This came in to me today and as I'm not a DotNetter, I thought I'd pass it on. Anyone know the answer?
Hi Raymond - thanks in advance for taking the time to respond to this. I'm playing around with the .NET integration stuff in Scorpio, and I'm wondering if there's a way to hot deploy new versions of assemblies without restarting the .NET integration service. Currently, I'm having the assemblies accessed locally, but there's some flexibility around the setup. I've seen several blog posts (including one on yours) that list hot deployment as one of the benefits of the new .NET integration functionality, so I'm hoping there's an easy answer to this problem.
The first person to answer this wins Respect, with a side order of Fame. That plus 1.99 will get you a decent cup of coffee!
Archived Comments
I did abit of searching around and this is what i came up with. CF8 can call .Net assemblies (DLL and EXE) directly so it should be straight foward.

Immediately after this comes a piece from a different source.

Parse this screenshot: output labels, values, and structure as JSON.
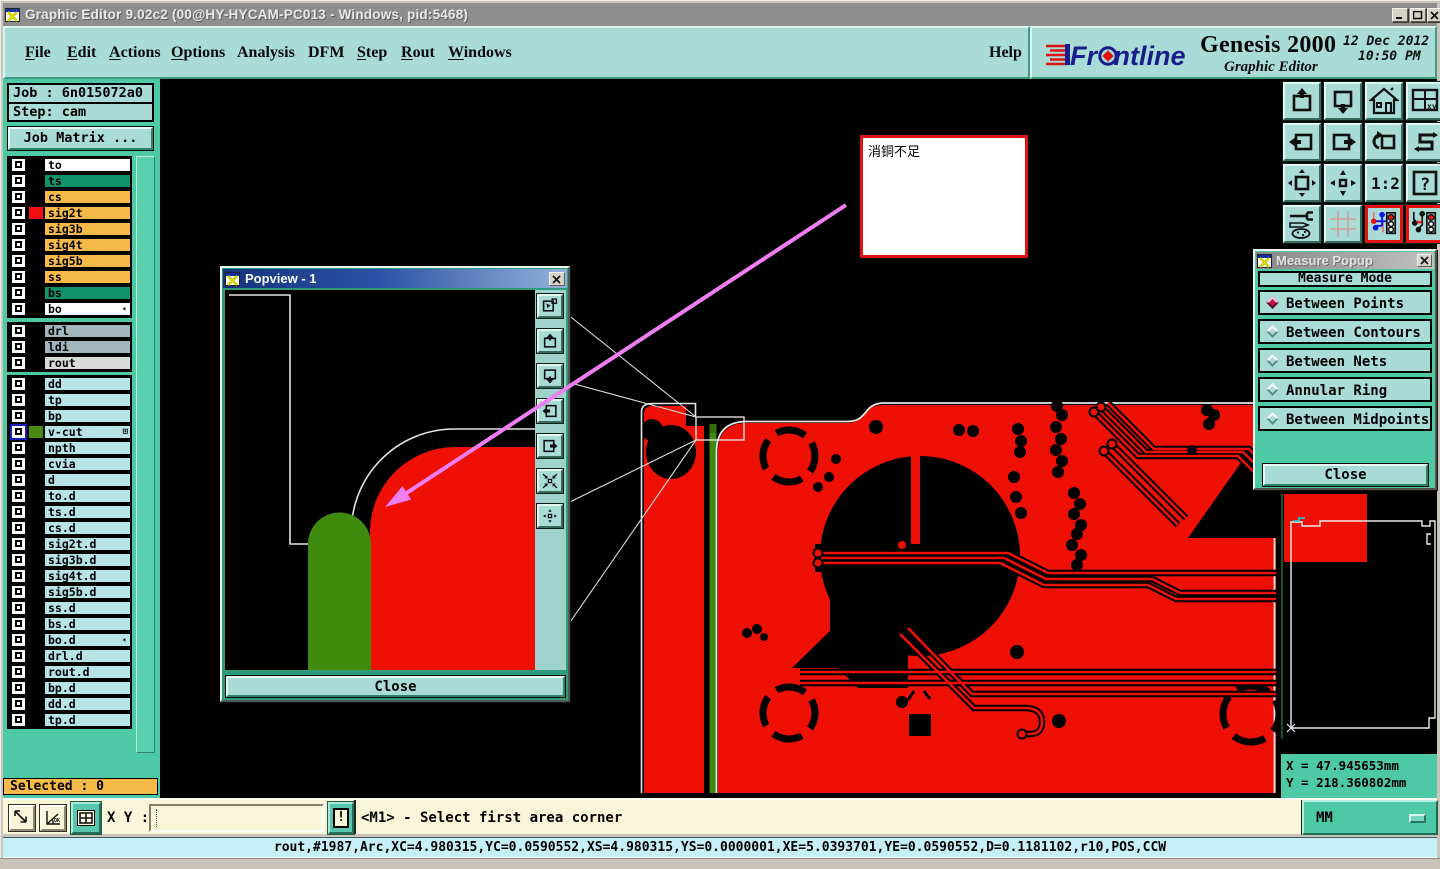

Unless i misinterpreted the actual question.
Link to tutorial - http://tutorial11.learncf.com/
Link to brief on assemblies for .Net - http://visualbasic.about.co...
Coincidentally learncf.com is run/started by my fellow Melbournian Dale Fraser.
PS: I have very little love for .Net, I have enough trouble as it is calling .Net functions from MS product properly. But that maybe due to lack of experience and access of documentation than anything.
I am almost certain that you can just place the new DLL in the location and it will pick it up without needing to restart .NET CF Services
That's right- if you dump a new .dll into a directory, the .NET integration service will just pick it up and everything's happy. But if I want to deploy a new version of a .dll I've already deployed, I can't do so without stopping the .NET integration service first, as it will lock the file I want to overwrite. Is there any way to set this up in a way such that I can hot deploy new versions of the same file?
@Wilfred
AFAIK, once a file is flagged by a service of being used there generally is no way of releasing control of it unless the service itself can do that (maybe a hidden feature of the .Net assembly, though i doubt it). Personally I term that a feature (not being able to overwrite files in the assembly while its live).
Before you do any of the following, try emailing the adobe CF support team with your issue if you have not already.
To get around it (assuming that you are testing the dll) You may want to store all references to that file as an application variable. The you can change the reference when you need to.
Alternative a slightly more complex but dynamic way is to write a function which will read the directory and a part of the file name and determine the most recent (via modified date using cfdirectory) file of that matches that string and calling it.
It is an interesting situation to think about as if you are in a shared hosting situation or on a live production server, you may not always be able to reset the service whenever you need/want to.
Good Luck :)
@Wilfred,
You are absolutely right. As long as it is a new dll, dotnet service will pick it up happily. But if you want to load a new version of a dll, you can not do it without restarting dotnet service becuase the dll is loaded and locked by the service. I agree that it is a limitation but thats the .NET world ;-)
However since restarting dotnet service does not take any time at all, it should not be much of a problem to restart it.
Rupesh
Thanks guys for your comments. Unfortunately even killing variable references/pointers to the .NET object does not actually release the lock on the .dll. I would think it would be an issue with the way the service is implemented. The reason why I don't want to restart the service in a production environment is that restarting the service takes down all parts of my application accessing any type of .NET code. We have a very large application that could be hitting dozens of assemblies for different parts of the tool, and restarting the integration service for a change in one assembly takes down other areas unnecessarily. You can get into games with server failovers, etc., but ideally we wouldn't have to.
Thanks again for your help- I'm open to any other suggestions people might have.